Beneath a Baby Grand by Stacey Lender
I was strolling through Washington Square Park on a sunny Saturday afternoon, and I stopped to join a crowd of people listening to a man who plays classical music there on his baby grand piano.
At the end of the piece, he asked if anyone would like to lie underneath the piano for his next song. No one stepped up, so I figured, why not?
I rested my head near his feet and stretched my legs out toward the long end of the piano, staring up at the instrument’s wooden underbelly. For the next five minutes, I closed my eyes and let the sounds of “Clair de Lune” envelop me.
“How was it?” he asked when I stood up.
“It was like the greatest M. R. I. I’ve ever had,” I replied.
Soft Landing byConstance Vidor
After I learned about the terrible ways that plastic bags can affect the environment, I began to carry three sturdy, reusable plastic bags for shopping in my backpack everywhere I went.
One day when I was out, a bicycle rider knocked me over on the sidewalk. Time stopped as I watched my feet fly up over my head. I had visions of walkers, pain pills, crutches, a wheelchair.
Then, poof, I landed on my plastic-bag-filled backpack. No broken hip, no fractured spine.
Do your bit for the environment, and the world will love you back.
On Broadway, Near LaSalleby James White
It happened on a Sunday evening. My girlfriend and I were heading up Broadway near LaSalle Street when we noticed a delivery man with a scooter standing near the curb and looking down into a storm drain.
His mouth was open as if in disbelief or perhaps worry that his deliveries were late and getting cold.
I approached him, and found out that his key ring had fallen down the drain. Despite a language barrier –I learned later that he was from Burkina Faso—we were on the same page. We shined the flashlights on our cellphones through the grate and spotted the keys near the rim of a pipe.

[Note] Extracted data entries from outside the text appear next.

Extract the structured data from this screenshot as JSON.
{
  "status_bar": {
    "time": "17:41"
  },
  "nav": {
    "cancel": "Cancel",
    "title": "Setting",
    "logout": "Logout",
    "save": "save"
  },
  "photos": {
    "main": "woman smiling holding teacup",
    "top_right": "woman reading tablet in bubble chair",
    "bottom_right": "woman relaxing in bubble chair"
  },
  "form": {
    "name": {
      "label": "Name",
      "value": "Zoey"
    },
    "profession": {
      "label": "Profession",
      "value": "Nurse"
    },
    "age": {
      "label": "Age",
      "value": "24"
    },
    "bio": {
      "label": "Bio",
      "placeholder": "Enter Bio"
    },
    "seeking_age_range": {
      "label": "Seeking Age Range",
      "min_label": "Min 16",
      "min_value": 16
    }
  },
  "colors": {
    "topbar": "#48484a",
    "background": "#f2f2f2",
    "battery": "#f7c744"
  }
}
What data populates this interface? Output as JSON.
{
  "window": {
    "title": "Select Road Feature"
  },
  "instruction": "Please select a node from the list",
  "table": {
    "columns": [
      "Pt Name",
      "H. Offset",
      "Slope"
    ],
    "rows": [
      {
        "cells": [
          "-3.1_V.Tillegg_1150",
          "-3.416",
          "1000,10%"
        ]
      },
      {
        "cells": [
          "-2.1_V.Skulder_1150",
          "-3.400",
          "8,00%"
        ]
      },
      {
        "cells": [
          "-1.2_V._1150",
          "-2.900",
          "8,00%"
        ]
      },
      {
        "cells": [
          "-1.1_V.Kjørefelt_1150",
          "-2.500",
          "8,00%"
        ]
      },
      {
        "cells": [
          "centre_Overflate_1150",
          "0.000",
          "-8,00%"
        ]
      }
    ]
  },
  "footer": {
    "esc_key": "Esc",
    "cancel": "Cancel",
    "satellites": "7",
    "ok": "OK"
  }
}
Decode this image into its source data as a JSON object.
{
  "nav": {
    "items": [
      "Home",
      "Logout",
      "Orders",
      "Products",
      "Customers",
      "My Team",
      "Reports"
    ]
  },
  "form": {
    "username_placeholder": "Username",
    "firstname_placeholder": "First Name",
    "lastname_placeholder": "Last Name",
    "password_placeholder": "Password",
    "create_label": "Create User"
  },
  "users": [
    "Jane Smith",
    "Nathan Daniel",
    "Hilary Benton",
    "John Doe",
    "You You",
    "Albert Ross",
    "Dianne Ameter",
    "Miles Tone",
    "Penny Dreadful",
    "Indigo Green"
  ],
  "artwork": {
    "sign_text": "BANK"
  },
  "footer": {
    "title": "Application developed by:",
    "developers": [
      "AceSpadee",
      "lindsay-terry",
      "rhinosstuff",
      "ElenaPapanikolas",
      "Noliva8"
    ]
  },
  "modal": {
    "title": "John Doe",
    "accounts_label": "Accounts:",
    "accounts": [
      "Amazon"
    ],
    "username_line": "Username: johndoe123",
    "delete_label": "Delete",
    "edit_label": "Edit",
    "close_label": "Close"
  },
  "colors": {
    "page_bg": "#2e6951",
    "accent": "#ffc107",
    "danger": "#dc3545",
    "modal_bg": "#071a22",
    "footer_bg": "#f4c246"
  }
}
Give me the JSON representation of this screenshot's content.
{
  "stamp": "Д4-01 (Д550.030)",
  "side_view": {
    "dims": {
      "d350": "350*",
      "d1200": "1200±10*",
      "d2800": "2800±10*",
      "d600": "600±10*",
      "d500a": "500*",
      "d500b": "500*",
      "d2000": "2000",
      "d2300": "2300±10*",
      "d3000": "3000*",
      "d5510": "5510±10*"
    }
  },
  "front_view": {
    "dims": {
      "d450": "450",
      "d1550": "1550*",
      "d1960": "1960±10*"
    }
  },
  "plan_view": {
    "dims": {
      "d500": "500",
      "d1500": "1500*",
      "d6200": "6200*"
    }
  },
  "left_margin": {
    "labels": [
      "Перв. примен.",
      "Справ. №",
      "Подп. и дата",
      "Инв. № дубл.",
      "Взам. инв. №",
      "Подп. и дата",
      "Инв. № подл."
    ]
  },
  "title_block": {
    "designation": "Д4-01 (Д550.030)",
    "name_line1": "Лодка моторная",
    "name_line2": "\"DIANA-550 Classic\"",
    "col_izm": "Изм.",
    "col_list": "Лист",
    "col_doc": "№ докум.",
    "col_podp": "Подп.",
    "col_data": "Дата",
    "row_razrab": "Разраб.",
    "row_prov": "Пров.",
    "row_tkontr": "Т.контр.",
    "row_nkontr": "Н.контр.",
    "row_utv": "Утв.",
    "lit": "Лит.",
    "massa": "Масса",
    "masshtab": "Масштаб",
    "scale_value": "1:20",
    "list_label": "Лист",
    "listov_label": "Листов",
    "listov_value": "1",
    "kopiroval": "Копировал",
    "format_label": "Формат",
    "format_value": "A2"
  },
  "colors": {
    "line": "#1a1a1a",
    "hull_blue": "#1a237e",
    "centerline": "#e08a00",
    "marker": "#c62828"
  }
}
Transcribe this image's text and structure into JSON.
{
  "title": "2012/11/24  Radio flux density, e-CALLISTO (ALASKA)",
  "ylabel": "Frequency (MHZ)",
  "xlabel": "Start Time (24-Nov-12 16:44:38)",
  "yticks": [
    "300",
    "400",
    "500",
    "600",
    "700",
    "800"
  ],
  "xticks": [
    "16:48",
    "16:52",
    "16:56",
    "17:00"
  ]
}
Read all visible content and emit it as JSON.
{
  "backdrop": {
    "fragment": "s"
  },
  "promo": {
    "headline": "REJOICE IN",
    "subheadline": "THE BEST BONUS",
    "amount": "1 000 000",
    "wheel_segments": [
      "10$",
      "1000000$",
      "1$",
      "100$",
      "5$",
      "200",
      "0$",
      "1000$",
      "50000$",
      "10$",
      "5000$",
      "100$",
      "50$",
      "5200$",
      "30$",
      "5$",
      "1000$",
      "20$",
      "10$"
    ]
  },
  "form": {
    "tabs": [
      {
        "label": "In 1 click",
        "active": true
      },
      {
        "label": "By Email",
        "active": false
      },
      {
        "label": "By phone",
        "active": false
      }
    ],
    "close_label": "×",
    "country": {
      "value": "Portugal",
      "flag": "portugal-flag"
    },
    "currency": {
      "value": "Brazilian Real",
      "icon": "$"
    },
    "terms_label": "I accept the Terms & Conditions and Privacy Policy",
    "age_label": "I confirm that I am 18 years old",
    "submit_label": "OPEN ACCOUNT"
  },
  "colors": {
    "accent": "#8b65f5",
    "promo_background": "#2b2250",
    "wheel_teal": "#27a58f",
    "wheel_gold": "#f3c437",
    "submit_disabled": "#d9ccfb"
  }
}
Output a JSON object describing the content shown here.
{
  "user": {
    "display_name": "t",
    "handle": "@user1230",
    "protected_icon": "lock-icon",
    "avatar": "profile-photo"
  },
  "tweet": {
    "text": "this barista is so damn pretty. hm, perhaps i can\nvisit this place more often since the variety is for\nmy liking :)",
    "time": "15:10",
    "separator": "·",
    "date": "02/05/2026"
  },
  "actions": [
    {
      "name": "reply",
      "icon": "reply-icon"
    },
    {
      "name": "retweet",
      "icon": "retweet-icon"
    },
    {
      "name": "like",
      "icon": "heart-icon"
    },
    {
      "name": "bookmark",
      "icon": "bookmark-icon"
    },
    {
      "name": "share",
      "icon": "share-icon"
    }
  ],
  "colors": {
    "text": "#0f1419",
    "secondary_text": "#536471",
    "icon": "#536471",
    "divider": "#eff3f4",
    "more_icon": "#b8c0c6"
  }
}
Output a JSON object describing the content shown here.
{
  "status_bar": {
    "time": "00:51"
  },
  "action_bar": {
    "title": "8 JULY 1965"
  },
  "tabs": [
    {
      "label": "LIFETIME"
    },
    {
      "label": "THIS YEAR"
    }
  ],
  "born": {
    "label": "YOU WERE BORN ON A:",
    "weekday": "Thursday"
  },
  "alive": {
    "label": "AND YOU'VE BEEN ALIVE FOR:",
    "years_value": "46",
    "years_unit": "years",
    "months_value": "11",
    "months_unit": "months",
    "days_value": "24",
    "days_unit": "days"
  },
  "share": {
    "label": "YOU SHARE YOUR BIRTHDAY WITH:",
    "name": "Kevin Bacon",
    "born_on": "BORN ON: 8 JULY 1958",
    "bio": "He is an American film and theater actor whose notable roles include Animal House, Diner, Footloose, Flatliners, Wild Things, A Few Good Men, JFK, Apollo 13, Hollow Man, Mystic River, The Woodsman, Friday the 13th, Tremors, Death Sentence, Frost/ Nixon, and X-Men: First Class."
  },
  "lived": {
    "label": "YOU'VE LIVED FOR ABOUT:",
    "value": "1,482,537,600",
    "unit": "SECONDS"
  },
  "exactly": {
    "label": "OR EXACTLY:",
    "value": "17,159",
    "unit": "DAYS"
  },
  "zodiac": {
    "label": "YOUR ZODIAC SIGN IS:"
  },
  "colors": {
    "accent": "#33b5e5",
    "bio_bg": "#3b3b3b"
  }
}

I headed for my apartment, which wasn’t far away, to get a wire hanger. My girlfriend stayed behind.
A lot went on while I was away. One man stopped and spoke to the delivery man in French before positioning his car to keep other drivers away. A second man arrived on a bike and took out a high-powered flashlight. Then another delivery man pulled up on a scooter. Finally, a cab stopped and a woman got out. She asked in Spanish what was happening. She also wanted to help.
When I returned, we all crouched down around the drain under the high-powered light.
I bent the hanger into a more helpful length and lowered it through the grate. Carefully, I hooked the key ring.
By this point, a small crowd had gathered on the sidewalk. When the brassy shine of the key ring emerged from the grate, cheers echoed across the block.
Then we all said our goodbyes. It was getting late, and we had somewhere to go.